Não sabemos. E é pouco provável que aqueles largos milhões que, como eu, têm poucas dúvidas íntimas sobre a culpabilidade do detido se preocupem com tais minúcias. A alguns já eu ouvi - ora, se vier a ser absolvido o tempo de pildra que já leva ninguém lho tira!
Preocupo-me eu. Porque a prisão de Sócrates não é apenas a prisão de Sócrates, é a ausência de liberdade de todos os acusados de qualquer coisa em que dois magistrados entendem que é essencial que o acusado esteja dentro, para não perturbar o inquérito que as polícias prosseguem fora.

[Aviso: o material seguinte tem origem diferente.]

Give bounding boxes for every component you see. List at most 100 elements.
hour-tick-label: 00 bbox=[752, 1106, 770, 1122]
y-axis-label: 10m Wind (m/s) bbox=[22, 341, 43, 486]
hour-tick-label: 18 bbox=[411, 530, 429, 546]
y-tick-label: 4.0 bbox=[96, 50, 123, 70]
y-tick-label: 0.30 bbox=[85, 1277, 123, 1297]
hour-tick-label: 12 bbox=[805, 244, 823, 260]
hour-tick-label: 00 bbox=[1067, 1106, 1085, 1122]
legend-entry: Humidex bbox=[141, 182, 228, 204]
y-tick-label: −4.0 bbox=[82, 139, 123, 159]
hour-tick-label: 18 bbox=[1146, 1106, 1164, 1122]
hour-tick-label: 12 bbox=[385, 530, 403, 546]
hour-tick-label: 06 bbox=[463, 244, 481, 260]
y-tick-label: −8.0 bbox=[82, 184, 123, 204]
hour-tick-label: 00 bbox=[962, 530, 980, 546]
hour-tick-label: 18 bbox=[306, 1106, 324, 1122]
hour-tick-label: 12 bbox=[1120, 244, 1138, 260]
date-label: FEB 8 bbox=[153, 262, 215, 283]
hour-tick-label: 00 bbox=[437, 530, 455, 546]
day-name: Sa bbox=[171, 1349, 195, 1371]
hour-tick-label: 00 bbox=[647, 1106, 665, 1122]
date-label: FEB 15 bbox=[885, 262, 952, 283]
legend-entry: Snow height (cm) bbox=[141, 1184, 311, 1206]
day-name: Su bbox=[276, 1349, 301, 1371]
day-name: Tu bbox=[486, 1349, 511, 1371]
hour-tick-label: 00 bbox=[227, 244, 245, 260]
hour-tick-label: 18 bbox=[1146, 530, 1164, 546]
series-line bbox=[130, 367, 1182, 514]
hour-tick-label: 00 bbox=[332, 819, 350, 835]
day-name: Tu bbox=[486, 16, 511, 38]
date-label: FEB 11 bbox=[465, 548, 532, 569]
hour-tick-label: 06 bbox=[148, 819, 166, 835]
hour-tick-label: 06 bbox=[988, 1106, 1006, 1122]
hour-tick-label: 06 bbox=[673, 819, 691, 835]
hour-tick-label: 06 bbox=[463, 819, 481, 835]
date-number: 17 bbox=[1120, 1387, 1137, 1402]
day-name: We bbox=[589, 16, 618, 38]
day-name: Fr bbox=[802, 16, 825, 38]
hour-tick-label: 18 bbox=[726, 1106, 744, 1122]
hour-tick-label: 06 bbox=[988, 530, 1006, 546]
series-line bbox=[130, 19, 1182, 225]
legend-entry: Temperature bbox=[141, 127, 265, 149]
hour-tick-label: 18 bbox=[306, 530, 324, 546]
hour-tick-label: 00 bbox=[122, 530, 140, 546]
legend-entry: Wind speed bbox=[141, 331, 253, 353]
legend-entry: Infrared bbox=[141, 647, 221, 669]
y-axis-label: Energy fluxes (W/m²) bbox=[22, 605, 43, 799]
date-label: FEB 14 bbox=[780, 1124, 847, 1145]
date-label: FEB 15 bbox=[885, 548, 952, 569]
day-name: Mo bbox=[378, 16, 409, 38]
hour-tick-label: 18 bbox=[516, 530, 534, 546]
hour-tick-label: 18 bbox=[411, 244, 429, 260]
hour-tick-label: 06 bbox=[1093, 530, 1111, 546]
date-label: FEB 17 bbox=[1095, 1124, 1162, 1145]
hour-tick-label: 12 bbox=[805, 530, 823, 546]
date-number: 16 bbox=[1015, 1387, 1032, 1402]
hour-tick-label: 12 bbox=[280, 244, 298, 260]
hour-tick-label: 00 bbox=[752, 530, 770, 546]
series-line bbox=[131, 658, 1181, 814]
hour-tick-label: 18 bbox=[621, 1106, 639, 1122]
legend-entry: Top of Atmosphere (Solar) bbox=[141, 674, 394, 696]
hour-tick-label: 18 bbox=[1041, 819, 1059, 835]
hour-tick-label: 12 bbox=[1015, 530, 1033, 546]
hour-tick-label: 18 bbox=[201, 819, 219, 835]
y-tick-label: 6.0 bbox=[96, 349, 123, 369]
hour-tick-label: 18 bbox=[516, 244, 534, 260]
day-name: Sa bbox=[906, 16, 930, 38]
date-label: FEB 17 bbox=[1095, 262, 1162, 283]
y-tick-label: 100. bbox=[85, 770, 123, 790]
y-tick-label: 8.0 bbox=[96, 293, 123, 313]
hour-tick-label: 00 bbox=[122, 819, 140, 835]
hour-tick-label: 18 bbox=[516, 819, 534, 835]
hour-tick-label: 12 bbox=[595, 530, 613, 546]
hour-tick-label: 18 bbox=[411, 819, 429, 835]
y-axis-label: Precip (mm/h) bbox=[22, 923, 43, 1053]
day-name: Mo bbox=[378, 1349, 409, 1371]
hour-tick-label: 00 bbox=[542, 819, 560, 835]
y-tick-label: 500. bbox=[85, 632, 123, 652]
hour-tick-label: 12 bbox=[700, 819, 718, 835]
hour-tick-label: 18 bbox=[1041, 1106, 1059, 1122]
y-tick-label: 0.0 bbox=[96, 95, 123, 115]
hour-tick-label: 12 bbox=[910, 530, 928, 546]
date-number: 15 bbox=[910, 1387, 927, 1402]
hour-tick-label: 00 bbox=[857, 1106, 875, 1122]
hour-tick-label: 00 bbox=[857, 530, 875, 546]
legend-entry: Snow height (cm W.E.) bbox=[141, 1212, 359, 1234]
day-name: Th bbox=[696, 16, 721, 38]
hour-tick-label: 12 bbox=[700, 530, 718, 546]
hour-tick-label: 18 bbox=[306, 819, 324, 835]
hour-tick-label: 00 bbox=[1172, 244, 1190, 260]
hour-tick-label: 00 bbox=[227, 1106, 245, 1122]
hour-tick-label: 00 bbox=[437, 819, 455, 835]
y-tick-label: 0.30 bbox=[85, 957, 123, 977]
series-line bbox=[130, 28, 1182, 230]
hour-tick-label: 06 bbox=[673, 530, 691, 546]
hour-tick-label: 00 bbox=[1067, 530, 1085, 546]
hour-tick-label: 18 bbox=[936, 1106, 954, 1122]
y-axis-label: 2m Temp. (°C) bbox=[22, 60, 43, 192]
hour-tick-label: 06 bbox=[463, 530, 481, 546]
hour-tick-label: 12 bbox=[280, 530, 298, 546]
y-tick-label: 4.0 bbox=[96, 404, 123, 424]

Espero que em algum momento venhamos a saber, exactamente, do que consta a acusação. E reitero que, como aqui disse, "O juiz Alexandre andou mal, muito mal, ao produzir um anúncio grotesco cheio de minúcias irrelevantes sem dizer uma palavra sobre os fundamentos da sua decisão, que suponho apenas reservou para as partes". E acrescento agora que a menos que a própria divulgação dos fundamentos prejudicasse a investigação, o que tenho dificuldade em aceitar nesta altura (do que estavam à espera para investigar antes?), e a menos que tome como aldrabice a afirmação do advogado de defesa (o que aliás não descarto) de que não conhece os fundamentos da acusação, começo a vislumbrar um quadro.
E o quadro não me agrada. Que o meu concidadão ache que quem está dentro merece tudo e mais alguma coisa (ora, há muita gente com fome e a viver debaixo das pontes que não fez nada!) eu compreendo, como compreendo que gostem de Tony Carreira, piadas brejeiras, vinho rasca e espectáculos degradantes; que a gente que está do meu lado do espectro político, e que por conseguinte detesta Sócrates e o que ele representa, funcione no regime dos reflexos condicionados, achando bem tudo o que de mal se lhe faça, também entendo - a maioria das pessoas delega a independência do seu pensar na tribo a que julga pertencer.
E que dois magistrados tivessem decidido o que decidiram também aceito, sob reserva de prova.
Que um director de cadeia, ou alguém acima dele, decida que um detido não pode receber a merda de um livro que um amigo lhe enviou - não. Porque, se existe um regulamento, também deve comportar excepções, se forem necessárias, e admitir interpretações - a letra da Lei só é a Lei para juristas burros. E, já agora, a existir, como parece que existe, uma tal disposição, seria boa altura para acabar com ela. De preferência, desta vez, sem consultar o Sindicato Nacional do Corpo da Guarda Prisional nem, já agora, o resto das várias entidades que, por detestável prática corporativa, se costumam consultar para fazer leis - a estupidez não é menos estúpida se colectiva.